Figure 3. Relationships between right ventricular function (A) or end-systolic size (B) and ventricular afterload

Based on the literature, this figure schematically represents the curvilinear fit (usually logarithmic fit) of the relationships between RV function or end-systolic dimension, and afterload (such as pressure, resistance, capacitance or estimation of the RV wall stress). Estimation of the wall stress is more challenging, but better reflects the force opposing ventricular function. The shape of the fit would be inversed if capacitance is used as afterload. Two examples are depicted on this figure (patient 1 and patient 2).
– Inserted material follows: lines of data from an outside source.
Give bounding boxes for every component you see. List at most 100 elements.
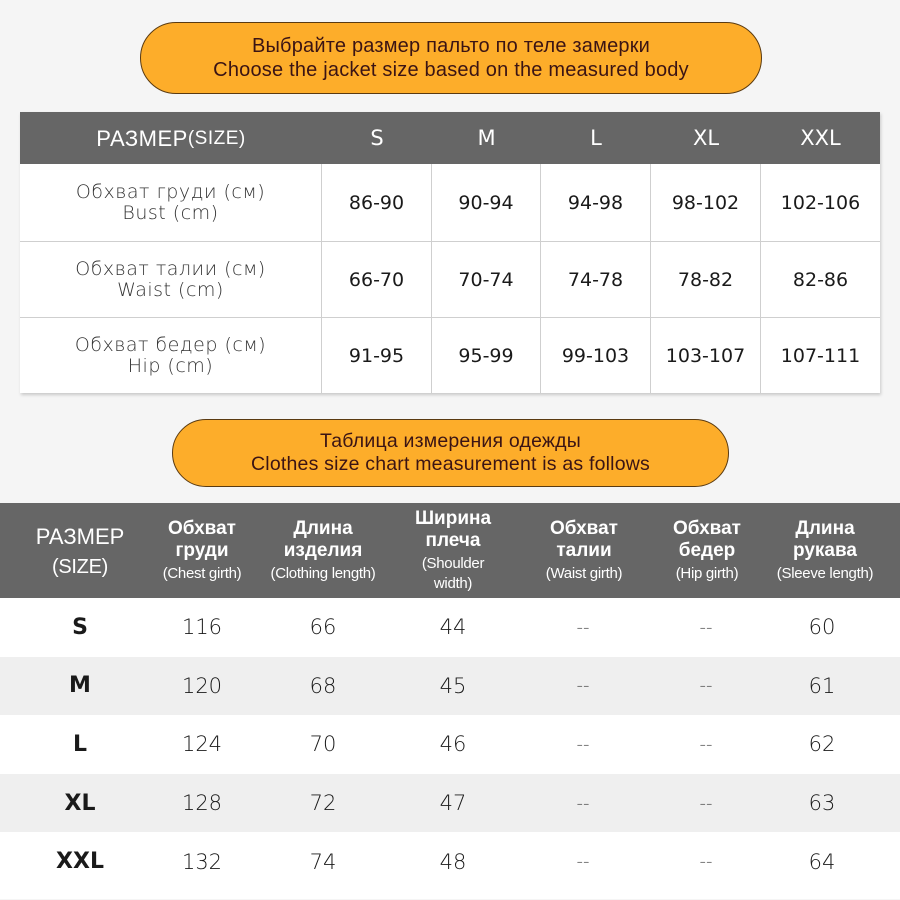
waist-cell: -- bbox=[576, 851, 590, 873]
header-en: (Sleeve length) bbox=[776, 564, 874, 582]
body-size-table: РАЗМЕР (SIZE) S M L XL XXL Обхват груди (… bbox=[20, 112, 880, 393]
header-ru: Обхват bbox=[550, 517, 618, 539]
chest-cell: 120 bbox=[181, 673, 223, 698]
header-hip-girth: Обхват бедер (Hip girth) bbox=[664, 503, 750, 598]
table-row: S 116 66 44 -- -- 60 bbox=[0, 598, 900, 657]
size-cell: M bbox=[69, 673, 91, 699]
header-en: (SIZE) bbox=[52, 555, 108, 578]
table-header-row: РАЗМЕР (SIZE) S M L XL XXL bbox=[20, 112, 880, 164]
header-en: (Chest girth) bbox=[162, 564, 242, 582]
hip-cell: -- bbox=[699, 792, 713, 814]
size-header-xl: XL bbox=[692, 126, 720, 150]
banner-text-en: Choose the jacket size based on the meas… bbox=[213, 59, 689, 81]
sleeve-cell: 61 bbox=[808, 673, 836, 698]
waist-cell: -- bbox=[576, 792, 590, 814]
measurement-chart-banner: Таблица измерения одежды Clothes size ch… bbox=[172, 419, 729, 487]
size-header-sub: (SIZE) bbox=[187, 127, 246, 149]
length-cell: 68 bbox=[309, 673, 337, 698]
header-en: (Clothing length) bbox=[270, 564, 376, 582]
header-sleeve-length: Длина рукава (Sleeve length) bbox=[750, 503, 900, 598]
row-label: Обхват груди (см) Bust (cm) bbox=[20, 164, 322, 242]
table-row: L 124 70 46 -- -- 62 bbox=[0, 715, 900, 774]
header-ru: Длина bbox=[293, 517, 353, 539]
shoulder-cell: 44 bbox=[439, 615, 467, 640]
hip-cell: -- bbox=[699, 675, 713, 697]
header-ru: плеча bbox=[425, 529, 481, 551]
waist-row: Обхват талии (см) Waist (cm) 66-70 70-74… bbox=[20, 242, 880, 318]
value-cell: 82-86 bbox=[761, 242, 880, 318]
length-cell: 66 bbox=[309, 615, 337, 640]
length-cell: 70 bbox=[309, 732, 337, 757]
header-ru: Обхват bbox=[673, 517, 741, 539]
value-cell: 98-102 bbox=[651, 164, 761, 242]
size-header-m: M bbox=[477, 126, 496, 150]
header-waist-girth: Обхват талии (Waist girth) bbox=[504, 503, 664, 598]
value-cell: 103-107 bbox=[651, 318, 761, 393]
size-cell: L bbox=[72, 731, 88, 757]
header-ru: Длина bbox=[795, 517, 855, 539]
shoulder-cell: 45 bbox=[439, 673, 467, 698]
shoulder-cell: 48 bbox=[439, 849, 467, 874]
sleeve-cell: 63 bbox=[808, 791, 836, 816]
garment-measurement-table: РАЗМЕР (SIZE) Обхват груди (Chest girth)… bbox=[0, 503, 900, 899]
value-cell: 78-82 bbox=[651, 242, 761, 318]
size-header-main: РАЗМЕР bbox=[96, 125, 188, 151]
header-shoulder-width: Ширина плеча (Shoulder width) bbox=[402, 503, 504, 598]
value-cell: 66-70 bbox=[322, 242, 432, 318]
size-header-l: L bbox=[590, 126, 602, 150]
hip-cell: -- bbox=[699, 733, 713, 755]
waist-cell: -- bbox=[576, 616, 590, 638]
banner-text-ru: Таблица измерения одежды bbox=[320, 430, 581, 452]
value-cell: 74-78 bbox=[541, 242, 651, 318]
header-ru: рукава bbox=[793, 539, 857, 561]
shoulder-cell: 46 bbox=[439, 732, 467, 757]
header-en: (Waist girth) bbox=[545, 564, 623, 582]
header-en: (Hip girth) bbox=[675, 564, 739, 582]
header-ru: талии bbox=[556, 539, 612, 561]
row-label: Обхват бедер (см) Hip (cm) bbox=[20, 318, 322, 393]
header-ru: Ширина bbox=[414, 507, 492, 529]
hip-cell: -- bbox=[699, 851, 713, 873]
size-cell: S bbox=[72, 614, 88, 640]
table-row: M 120 68 45 -- -- 61 bbox=[0, 656, 900, 716]
value-cell: 95-99 bbox=[432, 318, 541, 393]
row-label-ru: Обхват бедер (см) bbox=[74, 333, 267, 356]
chest-cell: 124 bbox=[181, 732, 223, 757]
size-header-s: S bbox=[370, 126, 384, 150]
value-cell: 70-74 bbox=[432, 242, 541, 318]
waist-cell: -- bbox=[576, 675, 590, 697]
row-label-en: Hip (cm) bbox=[127, 354, 214, 377]
length-cell: 74 bbox=[309, 849, 337, 874]
sleeve-cell: 62 bbox=[808, 732, 836, 757]
table-row: XXL 132 74 48 -- -- 64 bbox=[0, 832, 900, 891]
size-column-header: РАЗМЕР (SIZE) bbox=[20, 112, 322, 164]
bust-row: Обхват груди (см) Bust (cm) 86-90 90-94 … bbox=[20, 164, 880, 242]
value-cell: 102-106 bbox=[761, 164, 880, 242]
value-cell: 86-90 bbox=[322, 164, 432, 242]
chest-cell: 132 bbox=[181, 849, 223, 874]
header-en: (Shoulder width) bbox=[421, 554, 485, 592]
header-clothing-length: Длина изделия (Clothing length) bbox=[244, 503, 402, 598]
header-ru: Обхват bbox=[168, 517, 236, 539]
hip-row: Обхват бедер (см) Hip (cm) 91-95 95-99 9… bbox=[20, 318, 880, 393]
header-size: РАЗМЕР (SIZE) bbox=[0, 503, 160, 598]
row-label-ru: Обхват талии (см) bbox=[75, 257, 266, 280]
header-ru: груди bbox=[175, 539, 229, 561]
chest-cell: 128 bbox=[181, 791, 223, 816]
value-cell: 99-103 bbox=[541, 318, 651, 393]
waist-cell: -- bbox=[576, 733, 590, 755]
table-bottom-padding bbox=[0, 890, 900, 899]
row-label-en: Bust (cm) bbox=[122, 201, 219, 224]
sleeve-cell: 60 bbox=[808, 615, 836, 640]
length-cell: 72 bbox=[309, 791, 337, 816]
value-cell: 107-111 bbox=[780, 344, 861, 367]
value-cell: 91-95 bbox=[322, 318, 432, 393]
value-cell: 90-94 bbox=[432, 164, 541, 242]
sleeve-cell: 64 bbox=[808, 849, 836, 874]
banner-text-ru: Выбрайте размер пальто по теле замерки bbox=[251, 35, 651, 57]
header-ru: бедер bbox=[678, 539, 736, 561]
shoulder-cell: 47 bbox=[439, 791, 467, 816]
size-cell: XXL bbox=[56, 849, 104, 875]
value-cell: 94-98 bbox=[541, 164, 651, 242]
size-cell: XL bbox=[64, 790, 96, 816]
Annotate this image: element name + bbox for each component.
Despite similar moderate right ventricular function, patients 1 and 2 differ in terms of RV adaptation. Patient 1 has a disproportional dysfunction as the function is worse than what would be expected for the mild increase in afterload compared to patient 2.
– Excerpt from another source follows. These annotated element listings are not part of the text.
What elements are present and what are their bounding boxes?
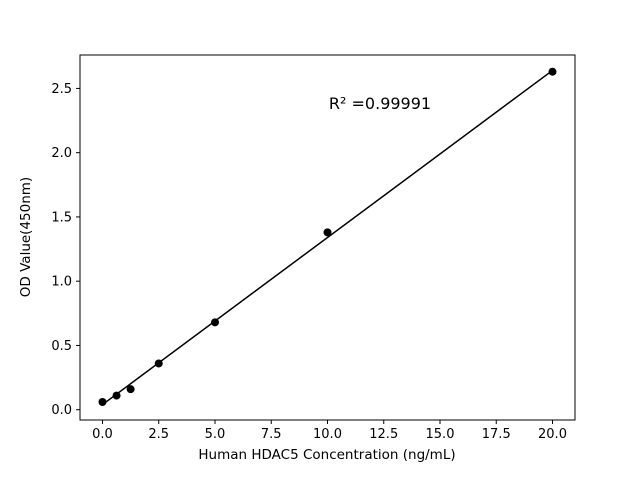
x-tick-label: 17.5	[482, 427, 511, 442]
data-point	[323, 228, 332, 237]
x-tick-label: 10.0	[313, 427, 342, 442]
x-tick-label: 12.5	[369, 427, 398, 442]
data-point	[112, 391, 121, 400]
r-squared-annotation: R² =0.99991	[329, 94, 431, 113]
y-tick-label: 2.0	[51, 146, 72, 161]
x-tick-label: 5.0	[205, 427, 226, 442]
y-tick-label: 1.5	[51, 210, 72, 225]
data-point	[98, 398, 107, 407]
x-tick-label: 20.0	[538, 427, 567, 442]
y-tick-label: 2.5	[51, 82, 72, 97]
fit-line	[102, 69, 553, 406]
x-axis-label: Human HDAC5 Concentration (ng/mL)	[198, 447, 455, 463]
y-tick-label: 1.0	[51, 275, 72, 290]
x-tick-label: 2.5	[148, 427, 169, 442]
x-tick-label: 0.0	[92, 427, 113, 442]
data-point	[126, 385, 135, 394]
plot-area: 0.0 2.5 5.0 7.5 10.0 12.5 15.0 17.5 20.0 0.0 0.5 1.…	[51, 54, 576, 442]
data-point	[154, 359, 163, 368]
x-tick-label: 7.5	[261, 427, 282, 442]
data-point	[211, 318, 219, 327]
data-point	[548, 67, 557, 76]
x-tick-label: 15.0	[426, 427, 455, 442]
y-tick-label: 0.5	[51, 339, 72, 354]
y-tick-label: 0.0	[51, 403, 72, 418]
y-axis-label: OD Value(450nm)	[18, 177, 34, 297]
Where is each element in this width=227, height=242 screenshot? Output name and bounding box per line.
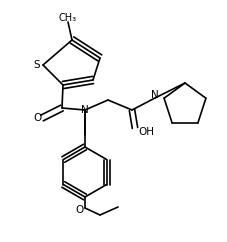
- Text: S: S: [34, 60, 40, 70]
- Text: OH: OH: [138, 127, 154, 137]
- Text: CH₃: CH₃: [59, 13, 77, 23]
- Text: N: N: [151, 90, 159, 100]
- Text: N: N: [81, 105, 89, 115]
- Text: O: O: [34, 113, 42, 123]
- Text: O: O: [76, 205, 84, 215]
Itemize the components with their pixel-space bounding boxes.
Figure 4. Four-dimensional flow MR imaging of a patient with pulmonary valvular disease (left); patients with pulmonary hypertension compared to a healthy control (right panel). Left panel

Flow pattern of a patient with both pulmonary regurgitation (A and B, acquired during diastole) and pulmonary stenosis (D and C, acquired during systole). PA indicates main pulmonary artery; PV, pulmonary valve; and RV, right ventricle. Right panel: Typical flow patterns in the RV outflow tract at different cardiac phases for a patient with manifest PH (A, D, and G), a patient with latent PH (B, E, and H), and a normal subject (C, F, and I). At maximum outflow (A through C), flow profiles were distributed homogenously across the cross sections of the main pulmonary artery in manifest PH (A), latent PH (B), and normal (C). In later systole (D through F), a vortex was formed in manifest PH (D). No such vortex could be found in latent PH (E) or normal (F). After pulmonary valve closure (G through I), the vortex in patients with PH persisted for some time. In all cases, continuous diastolic blood flow upward along the anterior wall of the main pulmonary artery could be observed. Although this phenomenon disappeared quickly in controls (I), it was observed significantly longer in latent PH (H) and manifest PH (G). (Right panel adapted from Reiter et al. Circ Cardiovasc Imaging, 2008 (74)).

Figure 5. Right ventricular pressure (RVP), right atrial pressure (RAP), hepatic venous flow (HVF) and portal venous flow (PoVF) in normal patients (A,D,G,J) and typical patterns commonly observed in patients with mild (B,E,H,K) and severe (C,F,I,L) right ventricular dysfunction

AR, atrial reversal HVF velocity; D, diastolic HVF Doppler velocity; Ppa, pulmonary artery pressure; Prv, right ventricular pressure, S, systolic HVF velocity. (Adapted from Haddad et al. Curr Opin Anaesthesiol, 2016 (3)).